We sailed along the Ganges and walked a cow across the Alps. We played with children in the warehouse of a Chinese electronics store, in a boarding school in Argentina, and in the mist-shrouded hills of rural Vietnam. We pulled oil by hand from a field in Myanmar and got totally wasted with female Georgian footballers, Ecuadorian beach shack owners, and New Year's Eve revelers riding the Moscow metro. We sat with African migrants on the streets of Valencia and stood with protesters on the streets of Vilnius. We traced the fraught fate of a Russian father sent to the gulag, accompanied Austrian children to Portugal after the war, and experienced unending conflict through the eyes of a mismatched Libyan brother and sister.
We were able to do all this in a place we have missed so much: the cinema - and not just any cinema, but Tuschinski - because of the team at IDFA. Our fervent thanks to them - especially our wonderful jury assistant Rada Šešić - for having the courage, passion, and gift for improvisation that made this festival possible for all of us, and unforgettable for this jury. We are grateful for an inspiring and diverse selection of stories that brought us across the world and back, with experienced but also emerging filmmakers as our warm, wise, and witty traveling companions.

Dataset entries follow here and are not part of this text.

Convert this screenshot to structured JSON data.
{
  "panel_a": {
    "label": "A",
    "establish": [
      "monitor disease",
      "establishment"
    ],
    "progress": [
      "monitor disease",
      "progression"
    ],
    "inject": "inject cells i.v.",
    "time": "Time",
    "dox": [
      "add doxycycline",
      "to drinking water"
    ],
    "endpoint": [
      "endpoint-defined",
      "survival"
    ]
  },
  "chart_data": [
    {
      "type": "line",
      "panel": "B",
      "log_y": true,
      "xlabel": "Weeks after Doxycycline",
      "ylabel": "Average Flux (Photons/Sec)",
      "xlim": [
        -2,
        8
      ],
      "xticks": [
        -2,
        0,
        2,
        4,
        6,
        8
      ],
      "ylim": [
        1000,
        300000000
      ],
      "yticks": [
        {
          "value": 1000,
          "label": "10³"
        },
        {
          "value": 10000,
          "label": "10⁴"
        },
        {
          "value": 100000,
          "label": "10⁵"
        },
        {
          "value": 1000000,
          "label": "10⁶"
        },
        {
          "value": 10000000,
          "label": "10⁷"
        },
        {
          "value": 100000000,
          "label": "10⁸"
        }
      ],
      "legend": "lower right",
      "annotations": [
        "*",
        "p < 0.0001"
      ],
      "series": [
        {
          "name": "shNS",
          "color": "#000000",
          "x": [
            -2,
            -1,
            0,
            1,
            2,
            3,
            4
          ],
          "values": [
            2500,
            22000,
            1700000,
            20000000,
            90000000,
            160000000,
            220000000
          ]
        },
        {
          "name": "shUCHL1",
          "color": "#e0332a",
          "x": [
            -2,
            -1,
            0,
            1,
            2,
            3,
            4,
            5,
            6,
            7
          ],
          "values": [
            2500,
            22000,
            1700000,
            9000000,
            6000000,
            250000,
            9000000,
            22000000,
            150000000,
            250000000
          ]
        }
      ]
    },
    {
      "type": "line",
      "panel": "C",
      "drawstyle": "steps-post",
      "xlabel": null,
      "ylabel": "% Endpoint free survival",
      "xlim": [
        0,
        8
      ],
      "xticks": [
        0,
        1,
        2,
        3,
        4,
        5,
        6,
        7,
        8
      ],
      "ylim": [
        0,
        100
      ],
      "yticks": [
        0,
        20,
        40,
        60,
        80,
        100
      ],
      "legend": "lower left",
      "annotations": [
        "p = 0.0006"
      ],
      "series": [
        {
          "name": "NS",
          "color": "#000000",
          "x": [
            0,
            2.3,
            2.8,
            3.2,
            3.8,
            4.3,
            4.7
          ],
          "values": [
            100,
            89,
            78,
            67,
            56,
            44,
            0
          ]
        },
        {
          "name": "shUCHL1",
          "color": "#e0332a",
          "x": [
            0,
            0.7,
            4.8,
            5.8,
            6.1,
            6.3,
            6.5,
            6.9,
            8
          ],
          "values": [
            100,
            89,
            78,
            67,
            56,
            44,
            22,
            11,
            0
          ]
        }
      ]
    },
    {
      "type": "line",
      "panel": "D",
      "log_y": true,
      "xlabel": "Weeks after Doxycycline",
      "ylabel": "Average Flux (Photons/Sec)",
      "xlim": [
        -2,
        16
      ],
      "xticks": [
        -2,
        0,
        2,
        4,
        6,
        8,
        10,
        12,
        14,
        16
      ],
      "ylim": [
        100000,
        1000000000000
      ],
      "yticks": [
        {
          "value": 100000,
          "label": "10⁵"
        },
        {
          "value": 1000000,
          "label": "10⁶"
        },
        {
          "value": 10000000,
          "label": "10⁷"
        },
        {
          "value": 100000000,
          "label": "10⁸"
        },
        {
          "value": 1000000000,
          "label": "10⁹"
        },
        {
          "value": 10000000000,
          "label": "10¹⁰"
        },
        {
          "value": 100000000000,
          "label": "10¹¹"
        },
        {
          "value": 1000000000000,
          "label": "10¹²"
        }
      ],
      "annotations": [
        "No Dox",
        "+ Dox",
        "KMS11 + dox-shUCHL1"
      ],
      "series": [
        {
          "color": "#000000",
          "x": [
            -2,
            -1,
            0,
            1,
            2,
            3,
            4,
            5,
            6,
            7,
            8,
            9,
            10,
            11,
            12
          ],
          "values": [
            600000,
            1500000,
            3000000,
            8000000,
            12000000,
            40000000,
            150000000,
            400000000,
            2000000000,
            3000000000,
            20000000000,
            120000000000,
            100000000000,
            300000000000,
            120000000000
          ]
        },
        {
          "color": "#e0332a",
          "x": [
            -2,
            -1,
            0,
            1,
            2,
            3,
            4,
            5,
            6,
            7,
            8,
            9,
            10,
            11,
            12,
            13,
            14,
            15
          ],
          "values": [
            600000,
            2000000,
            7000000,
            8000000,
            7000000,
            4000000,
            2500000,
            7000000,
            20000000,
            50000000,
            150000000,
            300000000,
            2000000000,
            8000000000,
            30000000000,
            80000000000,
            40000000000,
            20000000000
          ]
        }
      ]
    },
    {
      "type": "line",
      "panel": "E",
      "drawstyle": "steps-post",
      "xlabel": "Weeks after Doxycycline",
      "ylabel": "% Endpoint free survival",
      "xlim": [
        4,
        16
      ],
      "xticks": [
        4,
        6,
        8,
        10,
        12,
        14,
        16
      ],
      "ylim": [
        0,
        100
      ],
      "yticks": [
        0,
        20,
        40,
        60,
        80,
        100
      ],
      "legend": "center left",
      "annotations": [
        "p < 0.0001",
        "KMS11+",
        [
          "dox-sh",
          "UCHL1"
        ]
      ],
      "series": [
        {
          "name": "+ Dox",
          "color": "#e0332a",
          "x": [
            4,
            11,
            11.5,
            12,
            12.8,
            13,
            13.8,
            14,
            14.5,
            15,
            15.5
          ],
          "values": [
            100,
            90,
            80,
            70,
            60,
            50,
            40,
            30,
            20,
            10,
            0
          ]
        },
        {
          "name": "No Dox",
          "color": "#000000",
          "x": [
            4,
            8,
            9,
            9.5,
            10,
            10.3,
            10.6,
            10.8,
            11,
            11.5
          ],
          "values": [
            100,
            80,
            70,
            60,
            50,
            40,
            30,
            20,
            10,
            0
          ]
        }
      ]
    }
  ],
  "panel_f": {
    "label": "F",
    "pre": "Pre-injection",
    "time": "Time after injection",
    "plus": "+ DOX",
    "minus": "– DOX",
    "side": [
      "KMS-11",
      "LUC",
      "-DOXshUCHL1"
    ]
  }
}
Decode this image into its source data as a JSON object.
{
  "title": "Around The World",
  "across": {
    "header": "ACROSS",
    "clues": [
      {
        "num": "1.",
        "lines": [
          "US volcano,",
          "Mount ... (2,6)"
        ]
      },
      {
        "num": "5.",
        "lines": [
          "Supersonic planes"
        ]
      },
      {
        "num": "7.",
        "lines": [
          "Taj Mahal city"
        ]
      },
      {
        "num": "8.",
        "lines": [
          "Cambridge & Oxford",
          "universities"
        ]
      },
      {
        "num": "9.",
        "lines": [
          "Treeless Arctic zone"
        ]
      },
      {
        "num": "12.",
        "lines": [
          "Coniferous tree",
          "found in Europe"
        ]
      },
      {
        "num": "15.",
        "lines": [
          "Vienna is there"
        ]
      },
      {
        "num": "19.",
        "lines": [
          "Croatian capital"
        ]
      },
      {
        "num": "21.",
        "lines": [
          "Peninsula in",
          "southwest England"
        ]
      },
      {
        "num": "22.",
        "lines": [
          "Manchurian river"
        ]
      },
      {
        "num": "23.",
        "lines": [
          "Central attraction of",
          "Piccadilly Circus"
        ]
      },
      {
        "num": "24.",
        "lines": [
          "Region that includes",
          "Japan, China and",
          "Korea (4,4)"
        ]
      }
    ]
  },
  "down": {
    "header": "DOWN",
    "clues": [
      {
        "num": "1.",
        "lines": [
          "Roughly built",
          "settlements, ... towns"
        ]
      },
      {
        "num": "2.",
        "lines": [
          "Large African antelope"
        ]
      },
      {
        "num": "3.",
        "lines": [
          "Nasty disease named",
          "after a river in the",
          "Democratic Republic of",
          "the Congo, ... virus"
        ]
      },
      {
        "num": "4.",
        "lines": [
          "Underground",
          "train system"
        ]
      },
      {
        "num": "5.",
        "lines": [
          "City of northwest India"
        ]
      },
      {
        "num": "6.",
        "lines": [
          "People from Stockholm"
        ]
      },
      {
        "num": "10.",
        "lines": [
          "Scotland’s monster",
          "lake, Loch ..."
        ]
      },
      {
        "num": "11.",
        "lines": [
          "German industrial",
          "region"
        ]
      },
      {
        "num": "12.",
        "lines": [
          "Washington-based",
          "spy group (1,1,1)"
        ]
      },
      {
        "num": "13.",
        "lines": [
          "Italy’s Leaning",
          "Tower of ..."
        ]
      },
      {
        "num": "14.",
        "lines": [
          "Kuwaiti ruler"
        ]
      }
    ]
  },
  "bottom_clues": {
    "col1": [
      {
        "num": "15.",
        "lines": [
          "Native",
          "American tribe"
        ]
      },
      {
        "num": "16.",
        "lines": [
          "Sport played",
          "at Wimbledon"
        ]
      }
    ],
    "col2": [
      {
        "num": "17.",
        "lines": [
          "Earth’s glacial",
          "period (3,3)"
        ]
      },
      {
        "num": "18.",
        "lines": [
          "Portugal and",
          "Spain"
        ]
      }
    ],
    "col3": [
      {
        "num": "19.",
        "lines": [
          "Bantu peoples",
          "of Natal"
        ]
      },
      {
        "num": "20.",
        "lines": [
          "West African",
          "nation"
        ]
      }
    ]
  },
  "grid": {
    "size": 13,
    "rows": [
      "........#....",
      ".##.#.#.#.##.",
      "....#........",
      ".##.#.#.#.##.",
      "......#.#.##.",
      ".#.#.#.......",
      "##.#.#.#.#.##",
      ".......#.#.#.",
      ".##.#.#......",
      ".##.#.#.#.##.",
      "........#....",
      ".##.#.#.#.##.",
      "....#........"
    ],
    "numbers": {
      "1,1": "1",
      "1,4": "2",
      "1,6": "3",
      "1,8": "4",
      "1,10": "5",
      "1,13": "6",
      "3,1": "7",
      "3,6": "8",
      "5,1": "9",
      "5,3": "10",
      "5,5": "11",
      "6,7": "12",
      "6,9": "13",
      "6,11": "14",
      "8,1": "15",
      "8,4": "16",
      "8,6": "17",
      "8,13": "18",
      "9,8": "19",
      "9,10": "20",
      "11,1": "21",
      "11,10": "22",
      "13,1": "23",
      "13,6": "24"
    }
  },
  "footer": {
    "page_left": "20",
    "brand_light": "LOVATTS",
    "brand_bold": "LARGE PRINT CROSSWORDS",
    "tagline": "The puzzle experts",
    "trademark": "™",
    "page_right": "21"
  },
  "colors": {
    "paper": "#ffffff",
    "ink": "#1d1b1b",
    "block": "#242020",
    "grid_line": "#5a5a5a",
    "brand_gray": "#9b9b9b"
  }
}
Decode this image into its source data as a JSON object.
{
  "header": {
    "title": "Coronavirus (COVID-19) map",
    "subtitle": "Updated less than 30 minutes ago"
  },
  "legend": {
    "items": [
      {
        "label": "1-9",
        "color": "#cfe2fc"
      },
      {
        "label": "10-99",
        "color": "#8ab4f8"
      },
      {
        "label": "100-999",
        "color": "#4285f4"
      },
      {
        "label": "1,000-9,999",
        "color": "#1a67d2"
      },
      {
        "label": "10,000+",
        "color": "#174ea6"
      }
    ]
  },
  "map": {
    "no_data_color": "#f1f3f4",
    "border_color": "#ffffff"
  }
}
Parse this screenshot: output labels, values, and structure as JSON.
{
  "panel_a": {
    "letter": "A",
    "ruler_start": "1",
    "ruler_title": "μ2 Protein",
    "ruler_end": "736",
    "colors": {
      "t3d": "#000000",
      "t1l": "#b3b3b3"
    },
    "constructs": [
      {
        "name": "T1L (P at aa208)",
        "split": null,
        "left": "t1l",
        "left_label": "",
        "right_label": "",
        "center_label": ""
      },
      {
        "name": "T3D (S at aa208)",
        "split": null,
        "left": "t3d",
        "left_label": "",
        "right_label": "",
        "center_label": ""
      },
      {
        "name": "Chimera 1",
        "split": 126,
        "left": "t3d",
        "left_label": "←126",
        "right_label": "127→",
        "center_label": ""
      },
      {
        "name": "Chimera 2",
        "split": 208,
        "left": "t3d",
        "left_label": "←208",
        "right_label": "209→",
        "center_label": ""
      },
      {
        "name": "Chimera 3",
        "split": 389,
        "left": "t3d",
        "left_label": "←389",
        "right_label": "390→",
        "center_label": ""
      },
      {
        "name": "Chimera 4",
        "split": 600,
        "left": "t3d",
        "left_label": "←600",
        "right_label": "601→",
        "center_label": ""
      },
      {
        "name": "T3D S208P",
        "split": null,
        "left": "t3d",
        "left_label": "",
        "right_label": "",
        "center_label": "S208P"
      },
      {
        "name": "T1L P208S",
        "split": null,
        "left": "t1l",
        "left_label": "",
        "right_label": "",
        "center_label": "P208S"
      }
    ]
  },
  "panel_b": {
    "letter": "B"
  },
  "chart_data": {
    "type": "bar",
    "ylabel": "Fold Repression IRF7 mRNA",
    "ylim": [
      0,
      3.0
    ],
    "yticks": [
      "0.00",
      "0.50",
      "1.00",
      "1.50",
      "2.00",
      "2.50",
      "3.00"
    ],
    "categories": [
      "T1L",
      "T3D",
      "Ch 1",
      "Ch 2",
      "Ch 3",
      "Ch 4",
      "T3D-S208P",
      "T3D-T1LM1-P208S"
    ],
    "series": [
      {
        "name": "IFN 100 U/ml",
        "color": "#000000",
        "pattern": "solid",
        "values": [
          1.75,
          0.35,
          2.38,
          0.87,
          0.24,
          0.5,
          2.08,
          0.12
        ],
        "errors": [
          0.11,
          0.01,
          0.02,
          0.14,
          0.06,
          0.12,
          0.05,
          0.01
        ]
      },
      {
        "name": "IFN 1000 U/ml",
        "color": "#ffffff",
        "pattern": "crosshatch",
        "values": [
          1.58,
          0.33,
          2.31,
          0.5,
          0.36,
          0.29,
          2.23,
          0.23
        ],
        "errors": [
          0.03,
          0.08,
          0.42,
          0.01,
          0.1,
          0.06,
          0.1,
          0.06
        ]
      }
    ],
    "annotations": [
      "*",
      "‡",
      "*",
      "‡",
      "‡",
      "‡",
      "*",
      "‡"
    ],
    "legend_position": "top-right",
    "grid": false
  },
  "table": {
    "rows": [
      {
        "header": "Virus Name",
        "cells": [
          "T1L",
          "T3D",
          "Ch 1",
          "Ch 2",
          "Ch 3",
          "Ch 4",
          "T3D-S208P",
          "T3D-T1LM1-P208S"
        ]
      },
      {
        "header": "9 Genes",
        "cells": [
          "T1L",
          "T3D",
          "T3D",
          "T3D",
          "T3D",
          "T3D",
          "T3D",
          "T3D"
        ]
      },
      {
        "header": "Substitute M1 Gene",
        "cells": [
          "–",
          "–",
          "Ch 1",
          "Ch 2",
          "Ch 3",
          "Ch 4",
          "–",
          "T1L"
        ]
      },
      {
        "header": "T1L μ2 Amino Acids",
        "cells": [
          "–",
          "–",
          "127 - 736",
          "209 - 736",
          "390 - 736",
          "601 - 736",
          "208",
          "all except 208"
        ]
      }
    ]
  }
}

Displaying the innate ability to capture fleeting but profound moments of humane and often humorous connection within a complex, bustling environment, this DOP - also the film's director - guides us through grand halls, corridors, and carriages, making an entire universe out of the Moscow metro system. The Award for Best Cinematography goes to Ruslan Fedotow for his first feature Where Are We Headed.
Key to the success of any film is the rarely acknowledged hero who sits in a dark room for days, weeks, or months; watching, compiling, and cutting; scouring archives; and interpreting the will and vision of the rest of the team. In recognition of the extraordinary work of efficient and inspired montage that makes a four-hour documentary feel half that length, the 2021 International Jury of IDFA gives the Award for Best Editing to Danielus Kokanauskis for Mr. Landsbergis.
Documentarians sometimes establish intimate relationships with their subjects that interfere with their role as director. But this first-time filmmaker negotiates that tricky balance brilliantly, making her own emotional attachment transparent without intrusively forcing herself into the moving story of a Hmong girl caught between childhood and adulthood, and cultural tradition and modernity, in the remote Vietnamese countryside. For her sensitive and dignified treatment of her protagonists, the Award for Best Directing goes to Diem Ha Le for the wonderful Children of the Mist.
It is not easy to bring history to life. It is even more difficult to make it thrilling, urgent, and totally enriching; to make it feel like we are living through it as it happens. On every level of craft, the winning film represents a monumental achievement that fully explores the role one man, one nation, and one historical moment can play in the still-unfolding story of the global struggle for freedom and self-determination. The 2021 IDFA Award for Best Film in the International Competition goes to Sergei Loznitsa’s stunningly complete and gripping Mr. Landsbergis.